Denn auch sie haben Angst. Eine Freundin steht vor der Verbeamtung. Da
muss man natürlich aufpassen, was man sagt. Heiko is watching.
Viele meiner Facebook-Freunde haben mich schon gelöscht. Viele sind
still, aber ich weiß, dass sie meine Meinung verachten. Nach den
Wahlerfolgen der AfD haben viele von ihnen dazu aufgefordert, dass
AfD-Unterstützer sich umgehend selbst aus ihren Freundeslisten löschen
mögen. Nach islamistischen Terroranschlägen werden Beiträge darüber
geteilt, dass wir jetzt umso mehr gegen die Diskriminierung von Muslimen
kämpfen müssen. Und gerade erst ging ein Video der Tagesschau herum –
mit dem Inhalt, dass es wahrscheinlicher ist, beim Essen zu ersticken,
als bei einem Terroranschlag zu sterben.
Diese Leute haben sicherlich keine Freude daran, wenn ich sie auf die
oben genannten fünf islamistischen Terroranschläge pro Tag hinweise
oder darauf, dass es ziemliche Nazi-Methoden sind, Andersdenke so zu
behandeln.

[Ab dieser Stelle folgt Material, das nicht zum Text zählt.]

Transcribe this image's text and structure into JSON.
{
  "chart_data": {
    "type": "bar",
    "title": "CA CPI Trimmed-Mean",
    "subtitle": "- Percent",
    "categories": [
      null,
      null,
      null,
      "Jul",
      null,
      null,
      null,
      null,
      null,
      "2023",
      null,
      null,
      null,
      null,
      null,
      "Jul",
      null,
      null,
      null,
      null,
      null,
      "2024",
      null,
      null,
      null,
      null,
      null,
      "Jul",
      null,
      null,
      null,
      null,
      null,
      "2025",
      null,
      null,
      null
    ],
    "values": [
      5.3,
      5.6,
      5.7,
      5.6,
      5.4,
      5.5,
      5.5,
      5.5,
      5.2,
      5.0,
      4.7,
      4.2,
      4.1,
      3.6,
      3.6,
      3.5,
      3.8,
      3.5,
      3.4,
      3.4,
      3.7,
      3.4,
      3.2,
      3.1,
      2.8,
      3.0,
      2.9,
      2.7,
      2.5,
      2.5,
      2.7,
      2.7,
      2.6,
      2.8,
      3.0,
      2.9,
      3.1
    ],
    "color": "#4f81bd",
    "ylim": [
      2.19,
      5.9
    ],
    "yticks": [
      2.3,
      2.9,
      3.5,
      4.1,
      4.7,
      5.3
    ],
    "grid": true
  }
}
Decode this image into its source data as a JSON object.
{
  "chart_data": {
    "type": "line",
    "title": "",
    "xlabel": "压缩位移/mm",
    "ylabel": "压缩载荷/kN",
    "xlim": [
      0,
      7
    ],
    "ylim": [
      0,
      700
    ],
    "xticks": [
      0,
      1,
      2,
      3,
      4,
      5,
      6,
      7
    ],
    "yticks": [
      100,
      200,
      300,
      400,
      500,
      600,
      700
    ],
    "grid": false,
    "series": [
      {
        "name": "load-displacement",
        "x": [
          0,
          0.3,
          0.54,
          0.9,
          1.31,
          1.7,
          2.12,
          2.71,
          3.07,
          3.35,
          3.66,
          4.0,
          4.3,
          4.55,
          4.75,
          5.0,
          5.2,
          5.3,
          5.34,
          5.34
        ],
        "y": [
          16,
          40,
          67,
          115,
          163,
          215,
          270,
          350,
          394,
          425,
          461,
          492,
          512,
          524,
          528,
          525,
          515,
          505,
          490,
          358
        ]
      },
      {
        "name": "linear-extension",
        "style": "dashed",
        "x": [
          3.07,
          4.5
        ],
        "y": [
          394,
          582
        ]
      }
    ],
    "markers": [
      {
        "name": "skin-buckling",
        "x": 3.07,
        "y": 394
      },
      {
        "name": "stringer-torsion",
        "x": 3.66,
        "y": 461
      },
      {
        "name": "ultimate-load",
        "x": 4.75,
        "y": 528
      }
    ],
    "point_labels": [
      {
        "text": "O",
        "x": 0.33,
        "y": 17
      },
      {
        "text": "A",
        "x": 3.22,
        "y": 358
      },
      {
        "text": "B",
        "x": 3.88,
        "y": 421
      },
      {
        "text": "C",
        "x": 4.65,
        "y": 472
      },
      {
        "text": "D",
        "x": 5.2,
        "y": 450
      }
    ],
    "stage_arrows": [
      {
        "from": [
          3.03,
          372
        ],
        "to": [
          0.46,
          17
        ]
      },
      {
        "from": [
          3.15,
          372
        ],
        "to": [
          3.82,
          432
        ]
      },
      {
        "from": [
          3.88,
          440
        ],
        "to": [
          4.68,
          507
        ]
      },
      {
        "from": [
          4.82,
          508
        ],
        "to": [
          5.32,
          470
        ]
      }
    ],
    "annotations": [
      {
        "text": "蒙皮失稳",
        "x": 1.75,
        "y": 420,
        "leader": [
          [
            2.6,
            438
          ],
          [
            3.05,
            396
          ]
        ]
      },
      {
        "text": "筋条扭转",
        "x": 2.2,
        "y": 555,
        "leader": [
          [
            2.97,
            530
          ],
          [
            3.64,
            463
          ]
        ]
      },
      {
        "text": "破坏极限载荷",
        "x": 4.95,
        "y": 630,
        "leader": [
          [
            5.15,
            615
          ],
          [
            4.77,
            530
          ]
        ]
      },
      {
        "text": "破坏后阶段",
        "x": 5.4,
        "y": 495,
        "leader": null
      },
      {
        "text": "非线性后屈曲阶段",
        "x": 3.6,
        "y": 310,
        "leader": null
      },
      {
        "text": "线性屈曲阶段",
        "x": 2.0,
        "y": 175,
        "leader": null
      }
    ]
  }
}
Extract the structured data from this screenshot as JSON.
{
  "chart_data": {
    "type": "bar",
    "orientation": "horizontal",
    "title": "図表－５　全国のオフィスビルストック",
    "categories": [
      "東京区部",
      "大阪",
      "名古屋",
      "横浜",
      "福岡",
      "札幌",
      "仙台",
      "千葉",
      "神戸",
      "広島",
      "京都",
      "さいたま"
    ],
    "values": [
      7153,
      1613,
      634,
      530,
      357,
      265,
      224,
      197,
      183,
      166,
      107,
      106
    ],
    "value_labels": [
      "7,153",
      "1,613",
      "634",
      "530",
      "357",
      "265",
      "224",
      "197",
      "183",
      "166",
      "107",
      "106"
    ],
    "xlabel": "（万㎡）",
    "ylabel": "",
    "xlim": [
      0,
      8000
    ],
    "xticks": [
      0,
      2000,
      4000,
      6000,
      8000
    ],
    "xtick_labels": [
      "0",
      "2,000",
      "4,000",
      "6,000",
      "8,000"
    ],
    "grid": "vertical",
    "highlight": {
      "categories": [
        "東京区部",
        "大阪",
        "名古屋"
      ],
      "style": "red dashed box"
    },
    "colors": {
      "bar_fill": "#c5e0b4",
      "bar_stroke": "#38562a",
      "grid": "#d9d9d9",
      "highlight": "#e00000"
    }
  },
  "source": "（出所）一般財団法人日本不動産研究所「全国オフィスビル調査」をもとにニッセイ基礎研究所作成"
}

Trotzdem bleiben sie meine Facebook-Freunde und kommentieren
meine Beiträge nicht. Sie beobachten mich im Stillen. Sie sind wie
Gaffer bei einem Unfall: sie finden meine Beiträge schrecklich, aber sie
können nicht wegschauen. Ich bin der Unfall.
Dabei bin ich eigentlich kein besonders gefährlicher Typ. Ich komme
dem Postboten entgegen, trage mein Paket selber hoch und gebe ihm
Trinkgeld. Ich bin Mitglied im Tierschutzverein und habe einen
bosnischen Straßenhund adoptiert. Ich habe die Holocaust Gedenkstätte
Yad Vashem in Jerusalem besucht und bitterlich geweint. Aber irgendwie
bin ich doch rechtsradikal.
Ich beobachte immer wieder, wie Profile von islamkritischen Autoren,
die ich auf Facebook abonniere, gesperrt werden – oft sogar die von
Autoren, die selbst aus islamischen Ländern stammen. Ein türkischer
Kommilitone teilt währenddessen Videos von Pierre Vogel. Zugegeben,
eigentlich ist das schon fast witzig, aber eben das verstehen die Leute
ja nicht! Und mir geht der Humor langsam aus. Unsere aufklärerischen
Werte sind ernsthaft in Gefahr und als ich noch ein Kind war, habe ich
nie gedacht, dass ich mir einmal um diese Werte Sorgen machen werde.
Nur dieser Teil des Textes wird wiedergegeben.